Maria (Gruosso) Mecca, Bella, Potenza
On most farms around the hills and mountains they raised sheep for milk to make Ricotta cheese. They would also sell lambs in the spring to the local butcher. Nearby farmers would take turns looking after the sheep, and they also took turns to make the cheese, most of which was sold to dairy stores in town. In turn they would purchase staples such as sugar, salt, oil, etc. Only a few times a year would ravioli with sweet Ricotta be made, making this a special treat.
—Tony
(Yield: 4 servings)
1 pound lasagna noodles
1 pound Ricotta
¼ cup finely chopped mint sugar
1 egg-white (beaten lightly)
chili flakes (optional)
1 sprig mint leaves (for garnish)
Pecorino cheese
1. Prepare pasta dough (pages 306-7) and make 12 long lasagna-style pasta sheets (or more), each 3x12 inches. Cover with a clean towel until ready to use.

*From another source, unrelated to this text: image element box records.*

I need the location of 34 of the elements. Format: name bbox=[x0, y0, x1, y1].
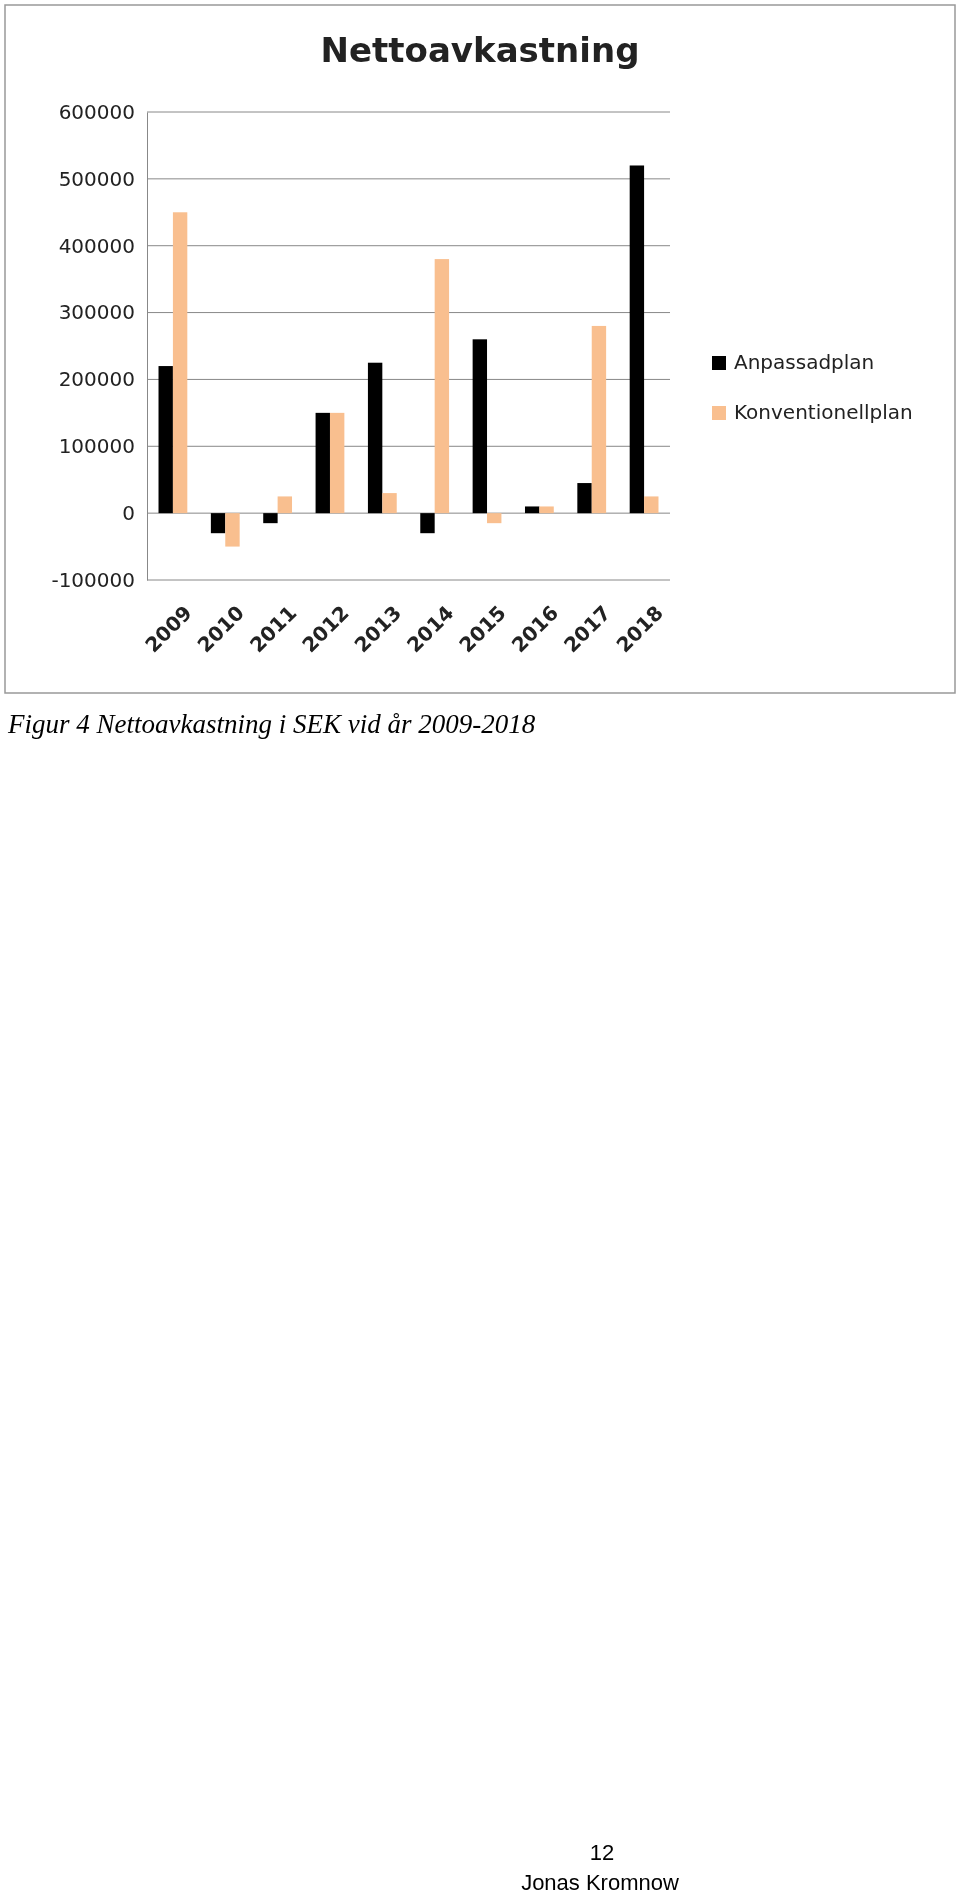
text: Figur 4 Nettoavkastning i SEK vid år 2009-2018 bbox=[7, 709, 536, 739]
y-tick-label: 0 bbox=[122, 501, 135, 526]
y-tick-label: 400000 bbox=[58, 233, 135, 258]
bar bbox=[577, 483, 592, 514]
bar bbox=[172, 212, 188, 514]
bar bbox=[315, 412, 330, 514]
y-tick-label: 500000 bbox=[58, 166, 135, 191]
y-tick-label: 600000 bbox=[58, 99, 135, 124]
text: Jonas Kromnow bbox=[521, 1870, 679, 1895]
y-tick-label: 300000 bbox=[58, 300, 135, 325]
bar bbox=[591, 325, 607, 514]
bar bbox=[263, 513, 278, 524]
bar bbox=[158, 366, 173, 514]
bar bbox=[420, 513, 435, 534]
y-tick-label: -100000 bbox=[51, 567, 135, 592]
legend-label: Anpassadplan bbox=[734, 350, 875, 374]
bar bbox=[367, 362, 383, 514]
legend-label: Konventionellplan bbox=[734, 400, 913, 424]
bar bbox=[329, 412, 345, 514]
bar bbox=[472, 339, 488, 514]
y-tick-label: 100000 bbox=[58, 434, 135, 459]
bar bbox=[524, 506, 540, 514]
bar bbox=[434, 259, 450, 514]
bar bbox=[487, 513, 502, 524]
y-tick-label: 200000 bbox=[58, 367, 135, 392]
bar bbox=[225, 513, 240, 547]
bar bbox=[210, 513, 226, 534]
chart-title: Nettoavkastning bbox=[320, 30, 640, 70]
bar bbox=[539, 506, 554, 514]
bar bbox=[644, 496, 659, 514]
text: 12 bbox=[589, 1840, 615, 1865]
bar bbox=[277, 496, 293, 514]
bar bbox=[629, 165, 645, 514]
bar bbox=[382, 493, 397, 514]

2.In large bowl, add Ricotta and chopped mint. Start with half a cup of sugar and mix well by hand (or use a blender). Check for sweetness and continue adding sugar until it is to your taste.

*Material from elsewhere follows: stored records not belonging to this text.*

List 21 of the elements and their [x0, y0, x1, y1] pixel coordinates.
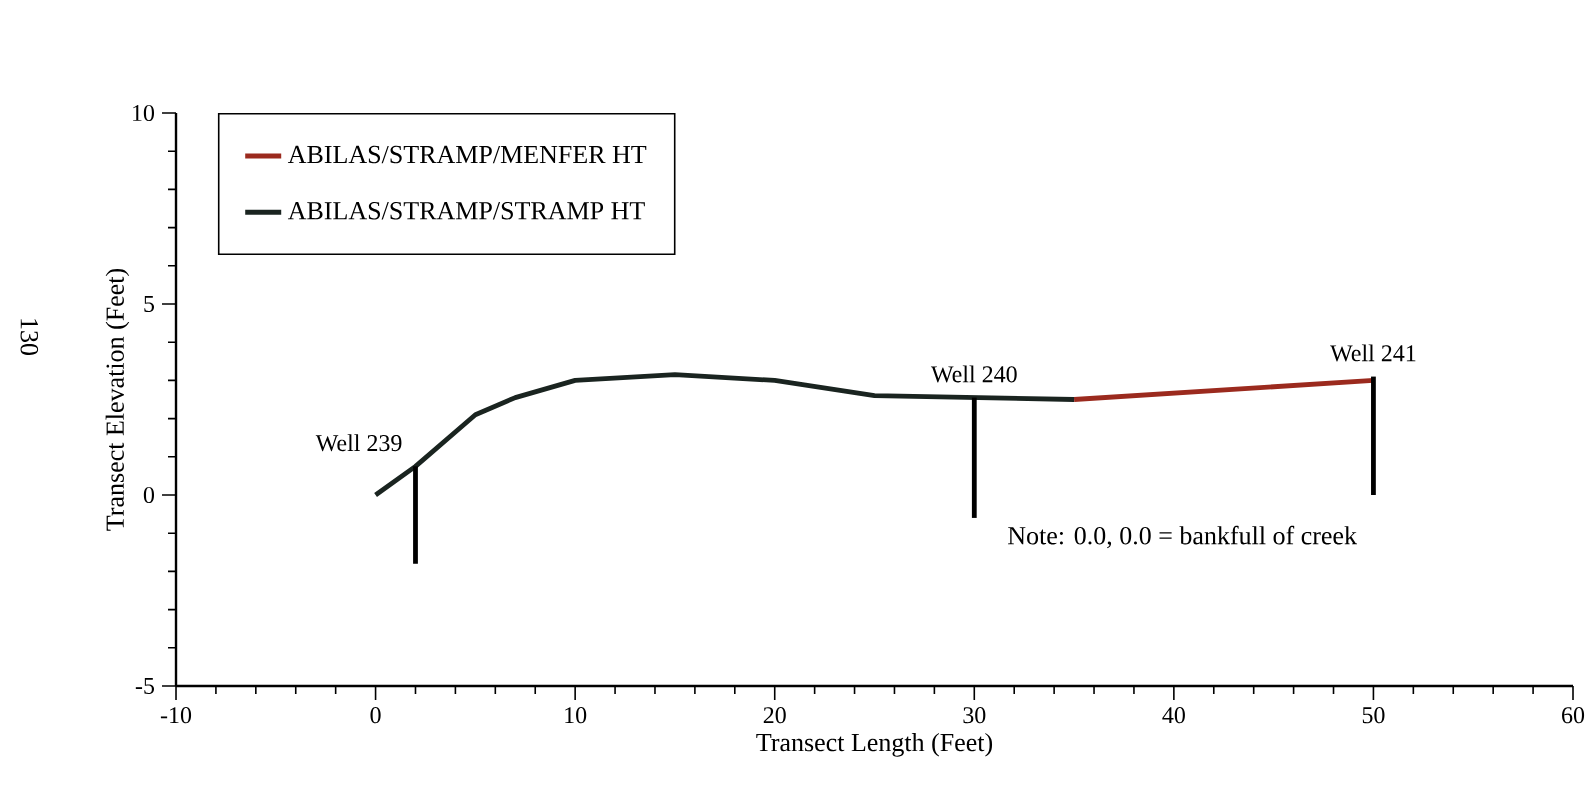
- y-axis-title: Transect Elevation (Feet): [105, 268, 130, 531]
- legend-label: ABILAS/STRAMP/MENFER HT: [287, 145, 647, 164]
- x-tick-label: 60: [1562, 707, 1585, 724]
- x-axis-title: Transect Length (Feet): [756, 733, 993, 757]
- x-tick-label: 20: [763, 707, 786, 724]
- text: 130: [20, 319, 39, 355]
- y-tick-label: 0: [143, 486, 155, 504]
- y-tick-label: -5: [135, 678, 155, 694]
- x-tick-label: 0: [370, 707, 381, 724]
- x-tick-label: -10: [160, 707, 192, 724]
- y-tick-label: 5: [144, 296, 155, 312]
- series-label: Well 241: [1330, 344, 1416, 362]
- x-tick-label: 10: [565, 707, 587, 724]
- x-tick-label: 50: [1362, 707, 1385, 724]
- y-tick-label: 10: [133, 104, 155, 122]
- annotation: Note: 0.0, 0.0 = bankfull of creek: [1008, 525, 1358, 549]
- series-label: Well 239: [315, 434, 402, 452]
- x-tick-label: 40: [1162, 707, 1185, 724]
- legend-label: ABILAS/STRAMP/STRAMP HT: [287, 202, 645, 220]
- series-label: Well 240: [930, 365, 1017, 383]
- x-tick-label: 30: [963, 707, 986, 724]
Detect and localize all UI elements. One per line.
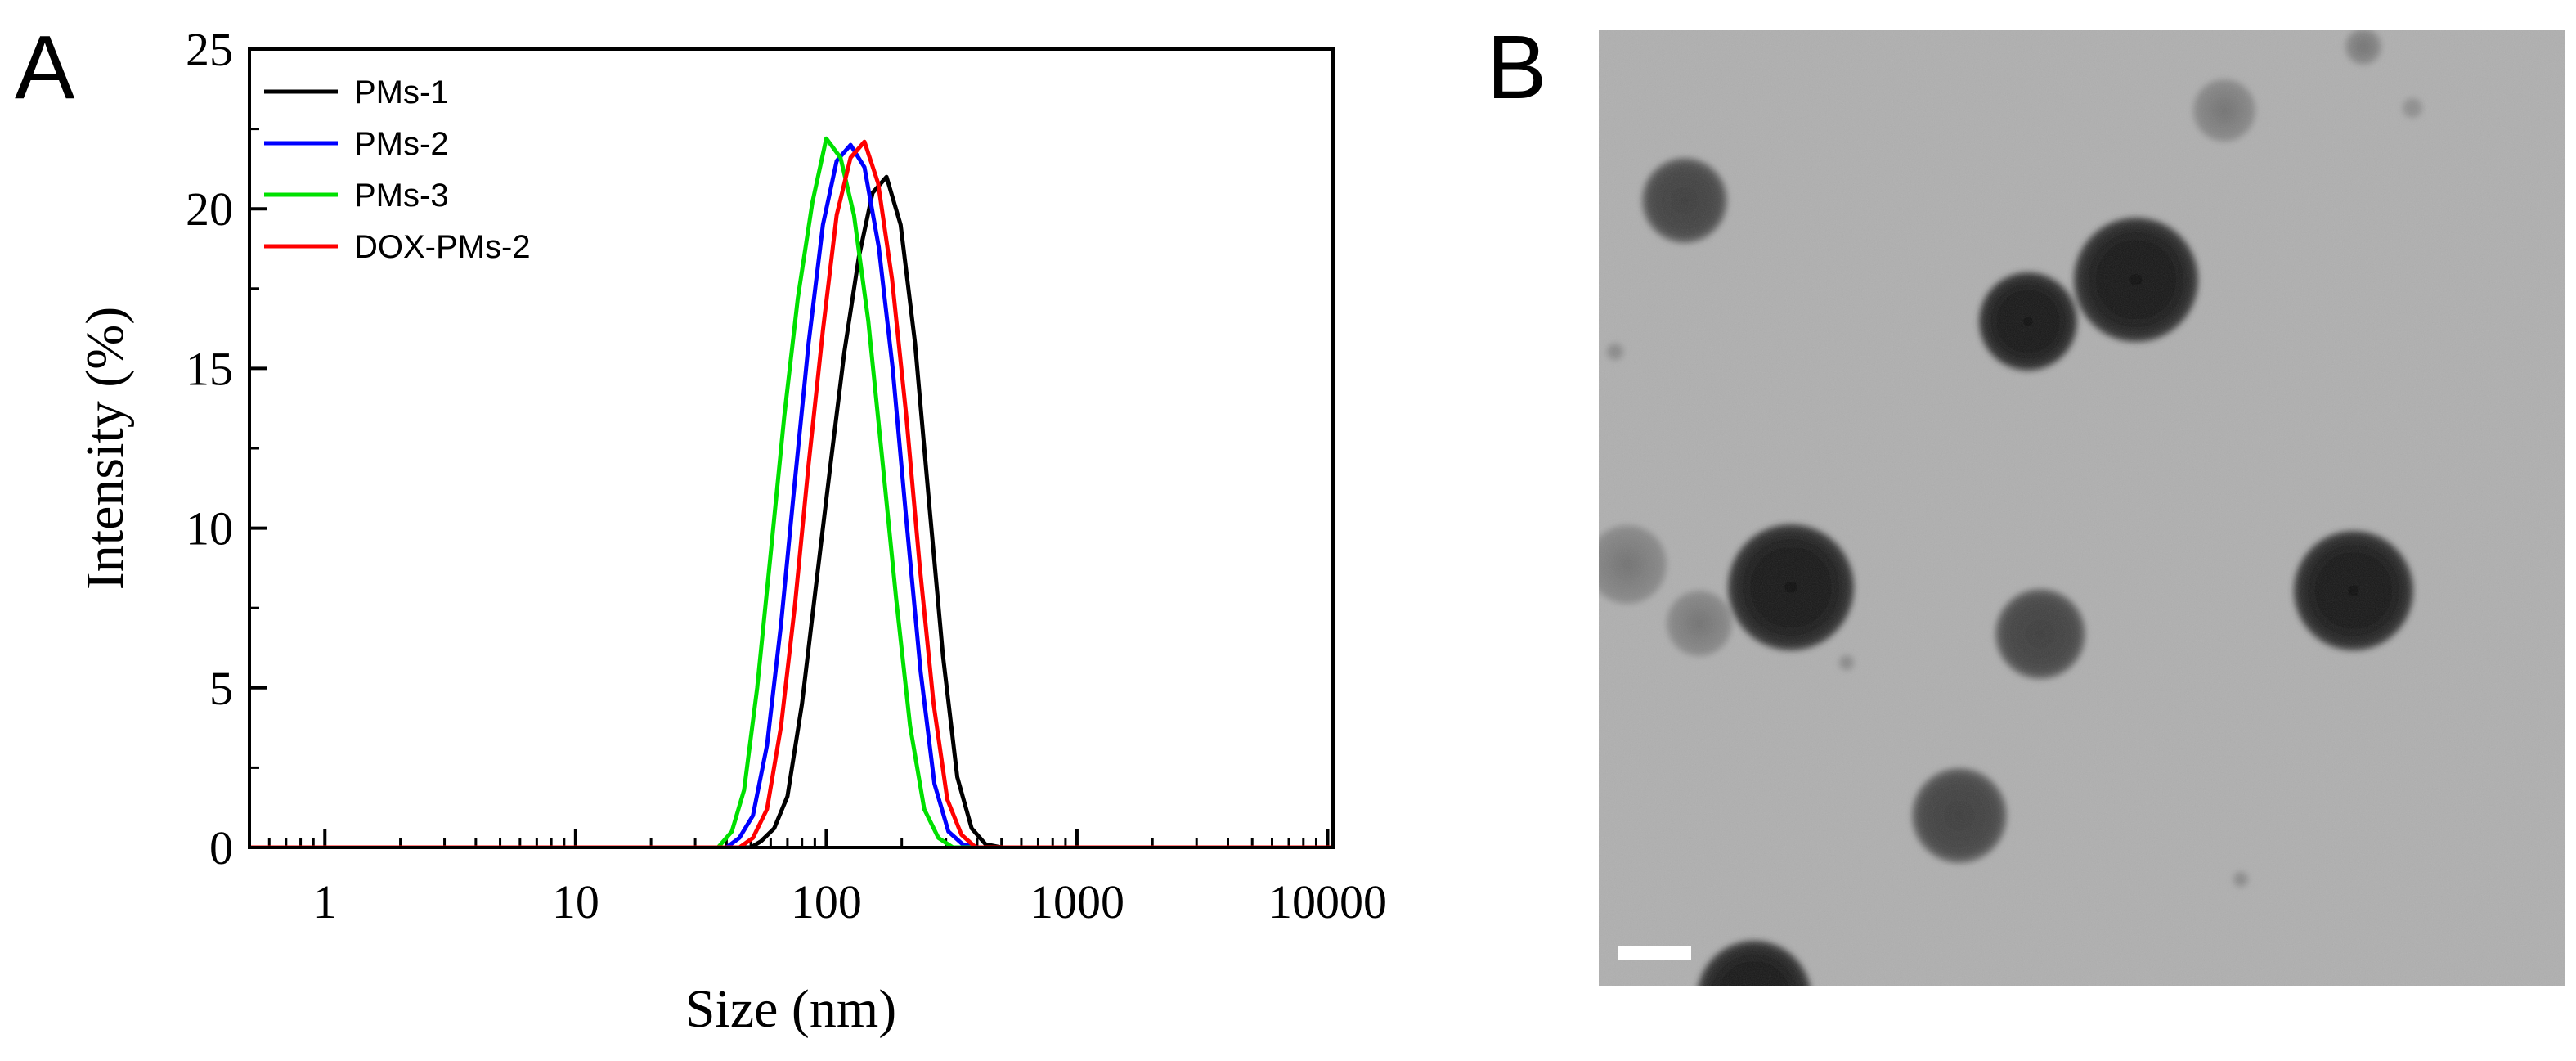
x-tick-labels: 1 10 100 1000 10000: [313, 875, 1387, 928]
legend-label: PMs-1: [354, 74, 449, 110]
legend: PMs-1 PMs-2 PMs-3 DOX-PMs-2: [264, 74, 531, 265]
panel-b-label: B: [1487, 17, 1546, 118]
y-tick-labels: 0 5 10 15 20 25: [186, 23, 233, 874]
series-line-pms-3: [249, 136, 1333, 847]
dls-chart: 1 10 100 1000 10000 0 5 10 15 20 25 Size (nm) Int…: [75, 23, 1387, 1039]
y-tick-label: 20: [186, 182, 233, 236]
y-tick-label: 15: [186, 342, 233, 395]
micrograph-grain: [1599, 30, 2565, 986]
x-tick-label: 10000: [1268, 875, 1387, 928]
panel-a-label: A: [15, 17, 75, 118]
axis-ticks: [249, 47, 1330, 849]
legend-label: PMs-3: [354, 178, 449, 214]
y-tick-label: 5: [209, 662, 233, 715]
series-line-dox-pms-2: [249, 139, 1333, 847]
x-tick-label: 100: [791, 875, 862, 928]
plot-frame: [248, 47, 1335, 849]
series-lines: [249, 136, 1333, 847]
x-tick-label: 1: [313, 875, 337, 928]
tem-micrograph: [1599, 30, 2565, 986]
y-tick-label: 0: [209, 821, 233, 874]
legend-label: DOX-PMs-2: [354, 229, 531, 265]
scale-bar: [1618, 946, 1691, 960]
y-tick-label: 10: [186, 502, 233, 555]
x-tick-label: 1000: [1030, 875, 1124, 928]
x-axis-title: Size (nm): [685, 979, 896, 1039]
y-tick-label: 25: [186, 23, 233, 76]
series-line-pms-2: [249, 142, 1333, 847]
series-line-pms-1: [249, 174, 1333, 847]
y-axis-title: Intensity (%): [75, 307, 135, 590]
x-tick-label: 10: [552, 875, 599, 928]
legend-label: PMs-2: [354, 126, 449, 162]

3.On floured surface place strip of pasta and mark into 4 equal squares. In centre of each square add tablespoon of sweet Ricotta mixture.
4.Brush egg-white around whole pasta strip and in between Ricotta fillings.
5.Place another sheet of pasta directly on top, pressing firmly in middle and along sides, removing any air pockets.
6.Cut the pasta strip giving you twelve 3x3-inch ravioli. Using a fork, press firmly around each ravioli to seal. Place on floured tray and cover with clean towel until ready to use. Do the same for remaining pasta strips.
7.Bring large pot of salted water to boil. Add ravioli and cook. When they rise to surface they are done. Using spider, gently remove and place equally on four plates. Top with scoop of your favourite sauce, freshly grated Pecorino cheese, a sprinkle of chili flakes and garnish with a few mint leaves.